On a health policy level, what Smarr is doing is not ready for prime time, he said. It’s not sufficiently tested to recommend that everyone seek their own biomarker analyses without having a doctor deem it medically necessary, and the cost-benefit ratio isn’t known.

Pediatrician Dr. Jennifer Shu said she agrees with that. She’s all for using phones and related devices to track health – she uses FitBit and the MapMyRun app herself. She thinks it’s a great idea to share this information with doctors, and encourages her young patients to increase their steps by 10% each week until they hit a certain goal.

Ordering your own medical tests online, beyond what doctors would otherwise recommend, opens up a lot of potential problems, Shu said: over-testing, over-diagnosis, over-utilization of resources and false positives, meaning the results may suggest you have a disease that you don’t.

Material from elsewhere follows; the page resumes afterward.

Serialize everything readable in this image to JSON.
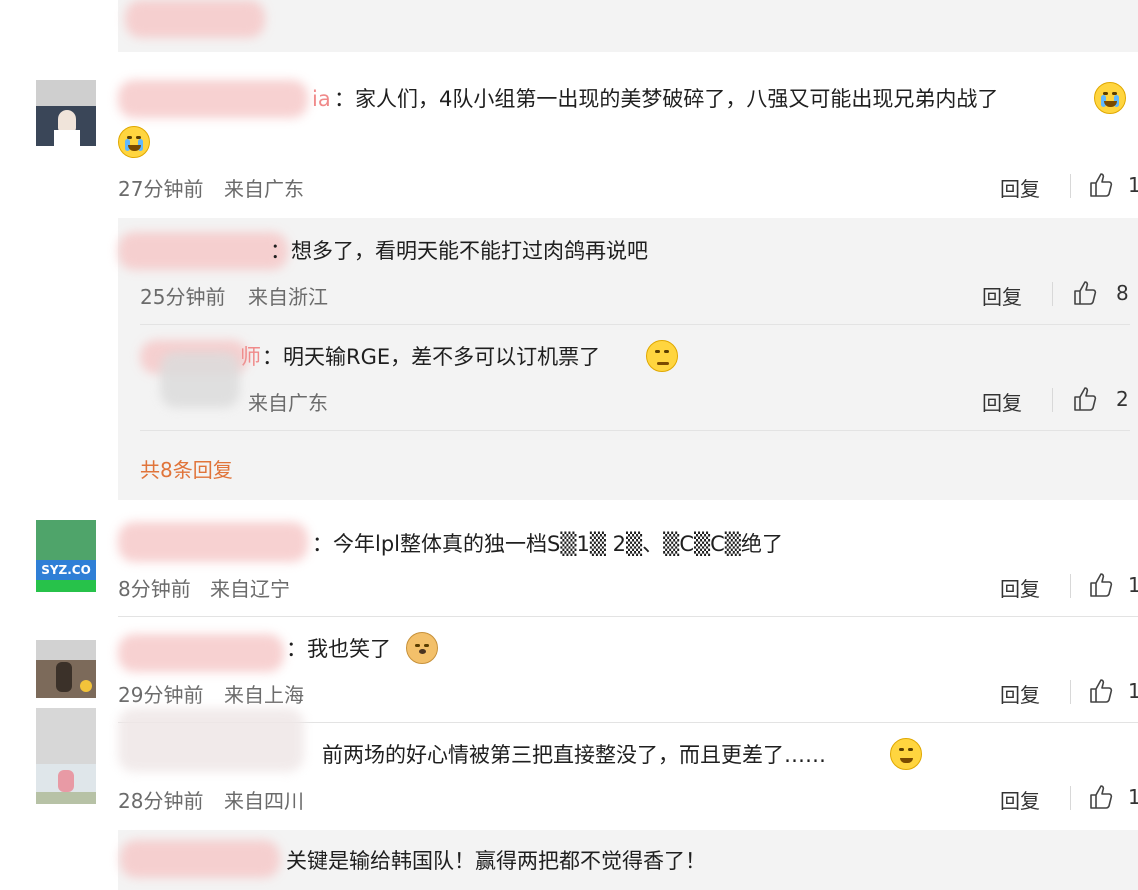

In Shu’s opinion, extreme tracking and testing is not a good idea, “but it can be difficult for people to know where to draw the line,” she said in an e-mail.

Still, all science begins with a novel idea that is tested on a small scale, which is what Smarr is doing, Sandborn said. Also, to some extent, Smarr is making discoveries.

His efforts have led to the diagnosis of a chronic, incurable disease in his body, but Smarr is still optimistic.

“I feel much more like I’m in control because I’m measuring it, I’m monitoring it, I’m understanding my bacteria – how it’s been screwed up by antibiotics and other things,” he said. “I’m quite hopeful that over the next five, 10, 20 years, we’re going to see cures for a lot of things that we currently think of as incurable.”